C’est une vie qui s’écoule entre ces pages. Le narrateur est un enfant quand son père fuit la ville en prévision de la catastrophe millénariste qu’on avait annoncée. Il est un adolescent qui choisit de se débrouiller seul à la mort de ses grands-parents, dans une campagne isolationniste qui fait la chasse aux citadins en quête de nourriture. On le verra successivement fonctionnaire de la Gestion territoriale expulsant les gens menacés par des intempéries, chapardeur reclus au sommet de tours abandonnées ou caché dans une clairière, acoquiné avec une femme dont les ressources sont une garantie de survie, fonctionnaire délivrant des avantages à des réfugiés partant commencer une nouvelle vie, adepte du ménage à trois tant qu’il est bénéfique à sa sécurité, membre actif d’une communauté rurale, candidat à la citoyenneté d’un nouveau gouvernement basé sur l’engagement sincère et altruiste, guide touristique pour personnes en fin de vie.
Les causes de la catastrophe restent volontairement floues et varient au fil des chapitres : bug de l’an 2000, conflit politique, épidémie virale, modifications climatiques, de l’inondation à la sécheresse, perte de la fertilité masculine, versions qui entraînent chaque fois l’humanité sur une pente nouvelle.
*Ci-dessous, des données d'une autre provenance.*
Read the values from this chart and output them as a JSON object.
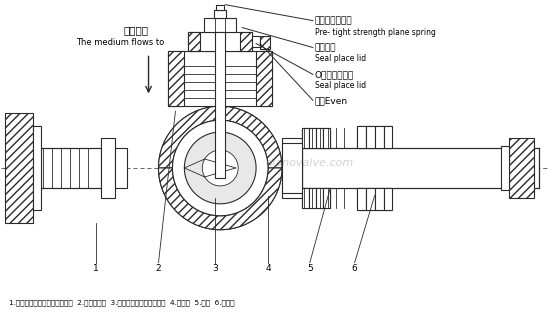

A la violence individualiste de la survie brute succèdent les rapports basés sur la méfiance quand sévit la maladie, sur la nécessaire union des forces dans une société en reconstruction, imposant une nouvelle partition de la cellule familiale lors du déséquilibre des sexes, etc. Si un lien se dessine, il est ténu, mais basé sur un lent et difficile redressement de la situation.
De même, chaque chapitre esquisse un tableau sans lien avec les précédents. On y retrouve le narrateur dans une situation nouvelle qui n’est pas explicitée, de laquelle on n’obtient que par déductions progressives un maigre aperçu du monde extérieur. Le lecteur n’est guère plus informé que des réfugiés débarquant dans un foyer de civilisation lui-même coupé du reste du monde. Mais peu importent les causes et le tableau d’ensemble. Connaître davantage la situation est sans intérêt quand la survie immédiate est en jeu.
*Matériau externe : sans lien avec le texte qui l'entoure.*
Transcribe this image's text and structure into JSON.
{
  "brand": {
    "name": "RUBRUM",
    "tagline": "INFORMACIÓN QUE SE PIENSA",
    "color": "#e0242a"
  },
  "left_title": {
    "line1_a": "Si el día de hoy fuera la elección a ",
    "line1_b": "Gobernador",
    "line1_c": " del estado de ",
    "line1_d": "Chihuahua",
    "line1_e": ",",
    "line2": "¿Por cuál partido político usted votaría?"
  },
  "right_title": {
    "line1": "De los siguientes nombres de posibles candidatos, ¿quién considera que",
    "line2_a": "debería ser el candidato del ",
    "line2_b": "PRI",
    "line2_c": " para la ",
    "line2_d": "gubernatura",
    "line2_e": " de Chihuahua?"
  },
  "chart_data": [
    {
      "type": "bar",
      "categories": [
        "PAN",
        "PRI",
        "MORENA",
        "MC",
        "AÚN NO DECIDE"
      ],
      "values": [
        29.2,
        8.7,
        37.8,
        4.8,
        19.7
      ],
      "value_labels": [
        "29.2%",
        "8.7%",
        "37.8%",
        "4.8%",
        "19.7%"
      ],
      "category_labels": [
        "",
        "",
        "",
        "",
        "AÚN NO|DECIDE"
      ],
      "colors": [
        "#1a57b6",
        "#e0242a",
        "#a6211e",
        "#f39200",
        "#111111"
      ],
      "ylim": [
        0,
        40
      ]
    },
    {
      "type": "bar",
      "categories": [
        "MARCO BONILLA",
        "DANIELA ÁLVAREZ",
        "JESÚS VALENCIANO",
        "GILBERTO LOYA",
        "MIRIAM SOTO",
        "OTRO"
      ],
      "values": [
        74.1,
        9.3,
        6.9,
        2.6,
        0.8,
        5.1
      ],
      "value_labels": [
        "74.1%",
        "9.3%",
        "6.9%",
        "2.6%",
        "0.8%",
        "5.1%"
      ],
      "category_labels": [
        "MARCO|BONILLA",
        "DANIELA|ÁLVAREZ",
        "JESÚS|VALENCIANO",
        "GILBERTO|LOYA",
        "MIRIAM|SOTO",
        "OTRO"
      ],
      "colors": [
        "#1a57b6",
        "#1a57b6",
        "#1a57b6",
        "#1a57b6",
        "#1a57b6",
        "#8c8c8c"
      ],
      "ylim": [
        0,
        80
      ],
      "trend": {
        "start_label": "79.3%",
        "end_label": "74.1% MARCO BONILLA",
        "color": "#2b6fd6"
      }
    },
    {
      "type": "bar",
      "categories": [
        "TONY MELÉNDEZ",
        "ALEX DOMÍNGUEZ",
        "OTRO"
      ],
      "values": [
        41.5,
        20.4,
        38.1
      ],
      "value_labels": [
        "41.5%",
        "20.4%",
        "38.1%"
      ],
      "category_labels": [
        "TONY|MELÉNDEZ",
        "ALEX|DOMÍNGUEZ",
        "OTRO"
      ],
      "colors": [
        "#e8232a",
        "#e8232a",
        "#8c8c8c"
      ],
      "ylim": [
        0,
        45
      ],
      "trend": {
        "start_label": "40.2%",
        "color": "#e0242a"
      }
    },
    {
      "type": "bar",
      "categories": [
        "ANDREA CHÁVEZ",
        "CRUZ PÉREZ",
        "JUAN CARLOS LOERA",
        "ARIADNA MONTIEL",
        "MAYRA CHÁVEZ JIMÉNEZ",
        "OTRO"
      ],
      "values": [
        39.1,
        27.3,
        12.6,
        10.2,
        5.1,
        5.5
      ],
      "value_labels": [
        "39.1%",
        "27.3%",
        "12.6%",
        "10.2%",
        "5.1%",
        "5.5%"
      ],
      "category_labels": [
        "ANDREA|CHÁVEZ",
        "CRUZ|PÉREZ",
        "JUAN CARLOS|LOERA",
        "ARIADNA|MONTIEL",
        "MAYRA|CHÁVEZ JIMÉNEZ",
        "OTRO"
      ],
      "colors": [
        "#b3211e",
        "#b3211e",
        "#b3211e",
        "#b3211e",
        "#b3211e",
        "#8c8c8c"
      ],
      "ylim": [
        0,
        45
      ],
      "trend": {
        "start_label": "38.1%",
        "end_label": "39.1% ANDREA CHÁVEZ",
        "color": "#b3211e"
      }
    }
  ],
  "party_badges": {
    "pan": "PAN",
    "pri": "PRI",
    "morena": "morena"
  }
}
Dans La Route, de Cormac McCarthy, la désolation est si accablante qu’elle conduirait au désespoir le plus absolu s’il n’y avait cet enfant pour lequel le père s’acharne à poursuivre son chemin. L’impression que le lecteur finit par retirer du présent roman est celle d’un monde réduit à l’essentiel, où le sens s’est perdu, mais qui finira par se redresser, peu importe comment ou à quel prix. On devine qu’il y aura de nombreux laissés-pour-compte. Le narrateur est un peu le miroir de nos sociétés foncièrement égocentriques, où l’individu est davantage préoccupé par son bien-être que celui de ses proches. Probablement aurait-il péri s’il n’avait été cet égoïste forcené, uniquement préoccupé par sa sécurité. Mais comme bien d’autres, c’est en fin de parcours qu’il mesure les errances de son individualisme et découvre que la sincérité, l’empathie et l’amour, à défaut de garantir la survie, aident à vivre. Il n’y a cependant nul jugement dans ce constat, juste une conclusion à laquelle, forcément, on parvient, peut-être en retrouvant l’image du père aimant et protecteur, fait pour dispenser réconfort et soulagement autour de lui.
Dans le registre de la science-fiction light comme il s’en publie hors collection spécialisée, qui a de l’Apocalypse une approche moins cérébrale mais plus sensitive, ce roman, le premier de son auteur, est une bonne surprise.